Genevieve gwałtownie zerwała się z łóżka, lecz prawie natychmiast znów opadła na poduszki, zbyt osłabiona, aby utrzymać się na nogach. Złapała się za głowę, mając wrażenie, że zaraz eksploduje z bólu, jednak po kilku chwilach tępe pulsowanie nieco ustąpiło, więc z ulgą odetchnęła, jednocześnie czując się jak po długim śnie.
- Obudziłaś się - Arthur położył jej dłoń na ramieniu, uśmiechając się ciepło i z ulgą przeczesując siwe włosy. - Jak się czujesz?
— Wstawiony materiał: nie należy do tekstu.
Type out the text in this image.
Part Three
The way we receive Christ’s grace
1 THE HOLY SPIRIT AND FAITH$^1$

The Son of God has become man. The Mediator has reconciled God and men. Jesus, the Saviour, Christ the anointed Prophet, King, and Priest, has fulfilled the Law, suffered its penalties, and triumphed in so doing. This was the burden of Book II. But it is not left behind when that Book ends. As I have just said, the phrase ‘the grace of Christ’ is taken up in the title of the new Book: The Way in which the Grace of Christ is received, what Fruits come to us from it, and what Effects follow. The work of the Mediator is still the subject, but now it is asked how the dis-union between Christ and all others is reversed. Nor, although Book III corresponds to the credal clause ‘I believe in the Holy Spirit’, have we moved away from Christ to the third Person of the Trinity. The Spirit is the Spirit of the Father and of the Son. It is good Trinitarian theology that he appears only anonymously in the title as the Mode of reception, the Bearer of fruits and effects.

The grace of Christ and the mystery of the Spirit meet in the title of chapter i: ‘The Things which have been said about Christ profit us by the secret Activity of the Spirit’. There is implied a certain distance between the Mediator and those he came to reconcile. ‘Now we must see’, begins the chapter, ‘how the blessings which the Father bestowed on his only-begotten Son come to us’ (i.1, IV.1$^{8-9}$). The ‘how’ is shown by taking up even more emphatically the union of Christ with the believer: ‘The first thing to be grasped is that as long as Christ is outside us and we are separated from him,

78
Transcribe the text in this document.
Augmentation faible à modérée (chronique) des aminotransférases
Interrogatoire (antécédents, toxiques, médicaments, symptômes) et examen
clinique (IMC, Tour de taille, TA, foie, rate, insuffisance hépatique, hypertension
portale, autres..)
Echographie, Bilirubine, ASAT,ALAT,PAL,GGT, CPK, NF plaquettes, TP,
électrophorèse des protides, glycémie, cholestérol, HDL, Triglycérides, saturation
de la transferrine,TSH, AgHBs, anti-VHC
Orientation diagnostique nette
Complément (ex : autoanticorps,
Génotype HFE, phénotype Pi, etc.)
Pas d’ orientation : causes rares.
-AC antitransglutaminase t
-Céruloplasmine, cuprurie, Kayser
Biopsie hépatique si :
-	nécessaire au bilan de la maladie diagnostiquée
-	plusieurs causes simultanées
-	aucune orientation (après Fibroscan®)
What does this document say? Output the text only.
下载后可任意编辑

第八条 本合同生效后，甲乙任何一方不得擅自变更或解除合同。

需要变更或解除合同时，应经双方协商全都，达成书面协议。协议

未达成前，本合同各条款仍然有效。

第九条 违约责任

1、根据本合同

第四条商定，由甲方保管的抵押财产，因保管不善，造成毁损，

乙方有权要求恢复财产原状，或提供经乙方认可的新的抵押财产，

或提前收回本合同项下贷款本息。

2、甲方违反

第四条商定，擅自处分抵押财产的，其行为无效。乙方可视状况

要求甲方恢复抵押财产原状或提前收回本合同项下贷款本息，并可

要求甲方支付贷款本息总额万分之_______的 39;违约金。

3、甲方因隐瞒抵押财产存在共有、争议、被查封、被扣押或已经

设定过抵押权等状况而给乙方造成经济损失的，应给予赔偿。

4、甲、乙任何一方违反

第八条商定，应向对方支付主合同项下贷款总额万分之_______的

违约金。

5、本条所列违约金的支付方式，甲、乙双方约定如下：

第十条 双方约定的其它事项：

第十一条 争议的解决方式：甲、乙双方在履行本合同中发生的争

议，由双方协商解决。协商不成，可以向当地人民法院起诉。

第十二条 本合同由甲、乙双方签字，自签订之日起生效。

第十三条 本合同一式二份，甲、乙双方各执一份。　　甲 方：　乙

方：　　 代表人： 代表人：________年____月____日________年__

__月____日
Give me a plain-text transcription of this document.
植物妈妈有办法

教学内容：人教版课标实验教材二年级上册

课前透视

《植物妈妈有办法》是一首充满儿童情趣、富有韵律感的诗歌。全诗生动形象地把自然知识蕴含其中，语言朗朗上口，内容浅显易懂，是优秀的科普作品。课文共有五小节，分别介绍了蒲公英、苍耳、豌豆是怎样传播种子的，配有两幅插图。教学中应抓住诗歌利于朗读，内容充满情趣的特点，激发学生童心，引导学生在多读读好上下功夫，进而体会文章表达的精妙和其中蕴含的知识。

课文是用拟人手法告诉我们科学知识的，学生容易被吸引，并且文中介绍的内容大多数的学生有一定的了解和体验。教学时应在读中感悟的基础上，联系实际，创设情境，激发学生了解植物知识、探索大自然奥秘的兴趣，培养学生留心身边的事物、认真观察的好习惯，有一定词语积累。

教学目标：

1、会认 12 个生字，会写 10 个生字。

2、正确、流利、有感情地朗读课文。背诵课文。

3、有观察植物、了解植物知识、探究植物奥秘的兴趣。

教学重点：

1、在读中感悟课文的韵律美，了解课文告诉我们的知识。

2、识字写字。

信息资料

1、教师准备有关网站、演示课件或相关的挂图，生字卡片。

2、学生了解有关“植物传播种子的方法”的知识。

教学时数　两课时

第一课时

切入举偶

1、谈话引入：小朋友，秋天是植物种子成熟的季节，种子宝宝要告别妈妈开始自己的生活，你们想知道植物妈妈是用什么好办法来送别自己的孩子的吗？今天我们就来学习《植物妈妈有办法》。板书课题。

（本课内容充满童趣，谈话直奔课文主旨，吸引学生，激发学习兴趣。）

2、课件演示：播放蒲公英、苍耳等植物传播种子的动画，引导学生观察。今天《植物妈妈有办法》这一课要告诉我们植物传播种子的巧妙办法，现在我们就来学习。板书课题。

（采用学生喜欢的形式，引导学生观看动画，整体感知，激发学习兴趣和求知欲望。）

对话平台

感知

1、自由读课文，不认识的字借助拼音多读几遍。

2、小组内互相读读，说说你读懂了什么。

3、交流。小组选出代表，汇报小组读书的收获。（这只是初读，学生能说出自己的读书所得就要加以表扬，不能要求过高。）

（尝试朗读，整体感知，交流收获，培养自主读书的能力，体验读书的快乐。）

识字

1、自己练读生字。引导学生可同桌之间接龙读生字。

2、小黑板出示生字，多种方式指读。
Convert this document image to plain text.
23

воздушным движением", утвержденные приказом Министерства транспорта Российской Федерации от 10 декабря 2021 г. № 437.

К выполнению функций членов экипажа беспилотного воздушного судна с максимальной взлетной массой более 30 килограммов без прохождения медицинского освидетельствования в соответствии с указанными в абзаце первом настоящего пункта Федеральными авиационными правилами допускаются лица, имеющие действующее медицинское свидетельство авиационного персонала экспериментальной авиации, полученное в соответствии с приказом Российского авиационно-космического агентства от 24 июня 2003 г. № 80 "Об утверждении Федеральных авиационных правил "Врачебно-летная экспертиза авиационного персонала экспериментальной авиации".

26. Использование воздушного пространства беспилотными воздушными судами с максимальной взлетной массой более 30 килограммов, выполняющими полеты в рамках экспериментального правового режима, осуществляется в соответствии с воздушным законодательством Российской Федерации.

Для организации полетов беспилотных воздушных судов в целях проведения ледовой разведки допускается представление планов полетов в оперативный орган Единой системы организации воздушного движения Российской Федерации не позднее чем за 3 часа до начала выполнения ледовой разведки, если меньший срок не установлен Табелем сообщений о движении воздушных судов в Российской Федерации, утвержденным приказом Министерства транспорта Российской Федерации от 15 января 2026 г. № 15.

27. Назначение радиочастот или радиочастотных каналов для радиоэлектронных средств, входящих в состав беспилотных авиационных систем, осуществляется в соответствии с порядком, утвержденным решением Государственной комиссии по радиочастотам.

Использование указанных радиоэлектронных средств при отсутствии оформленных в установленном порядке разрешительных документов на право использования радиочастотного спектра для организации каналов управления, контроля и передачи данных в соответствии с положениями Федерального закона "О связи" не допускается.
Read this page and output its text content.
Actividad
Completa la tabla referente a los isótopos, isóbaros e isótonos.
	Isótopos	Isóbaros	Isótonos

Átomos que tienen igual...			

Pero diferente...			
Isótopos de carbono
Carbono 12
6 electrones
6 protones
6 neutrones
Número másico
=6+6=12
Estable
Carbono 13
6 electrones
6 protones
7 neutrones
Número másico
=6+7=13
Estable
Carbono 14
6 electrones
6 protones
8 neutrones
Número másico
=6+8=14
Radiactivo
- Ile spałam? - spytała z przejęciem, zrzucając z siebie kołdrę i z szokiem dostrzegając przykutego do krzesła Zacka, wzruszyła jednak ramionami, uznając, że ma na razie ważniejsze rzeczy do roboty niż zajęcie się bratem Ophelii. - Oli..! - przypomniała sobie, co stało się wcześniej, po czym przygryzła wargę, gdy dotarło do niej, że wkrótce Vincent powinien wypełniać swoją misję. - Gdzie mój laptop?!
- Jest po północy - powiedział Arthur, unosząc brew z delikatnym niezadowoleniem na widok blondynki krzątającej się po pokoju pomimo swojego raczej kiepskiego stanu.
- Co..?! - Genevieve odwróciła się do niego z szeroko otwartymi oczami, prawie upuszczając laptopa. - Dlaczego nikt mnie nie obudził?! Przecież coś się mogło stać..! - mamrotała gniewnie, narzucając na siebie płaszczyk i szybkim krokiem kierując się do drzwi. - Rick! - przystanęła gwałtownie, chwiejąc się nieco i łapiąc za głowę. - Gdzie on..?!
- Nic mu nie jest - uspokoił ją mężczyzna, wstając z krzesła i podchodząc do niej. - Jest u Melody, jak zwykle zresztą - dodał z delikatnym uśmiechem, a błękitnooka odetchnęła głęboko, opierając się o stół. Włożyła rękę do kieszeni i wyjęła telefon, zerkając na wyświetlacz i prawie mdlejąc po raz kolejny na widok dziesiątek nieodebranych połączeń.
- Kurwa - wymamrotała, bezzwłocznie wybierając numer do Ophelii, która dzwoniła najczęściej, jednocześnie szukając w szafce słuchawki, przez którą powinien się z nią teraz kontaktować Vincent, zakładając, że nie zignorował ich umowy i poszedł na misję. - Dlaczego nikt nie odbiera?! - prychnęła wściekle, wychodząc z pokoju i trzaskając drzwiami, idąc do Melody, żeby ta namierzyła dla niej Ophelię i Vincenta.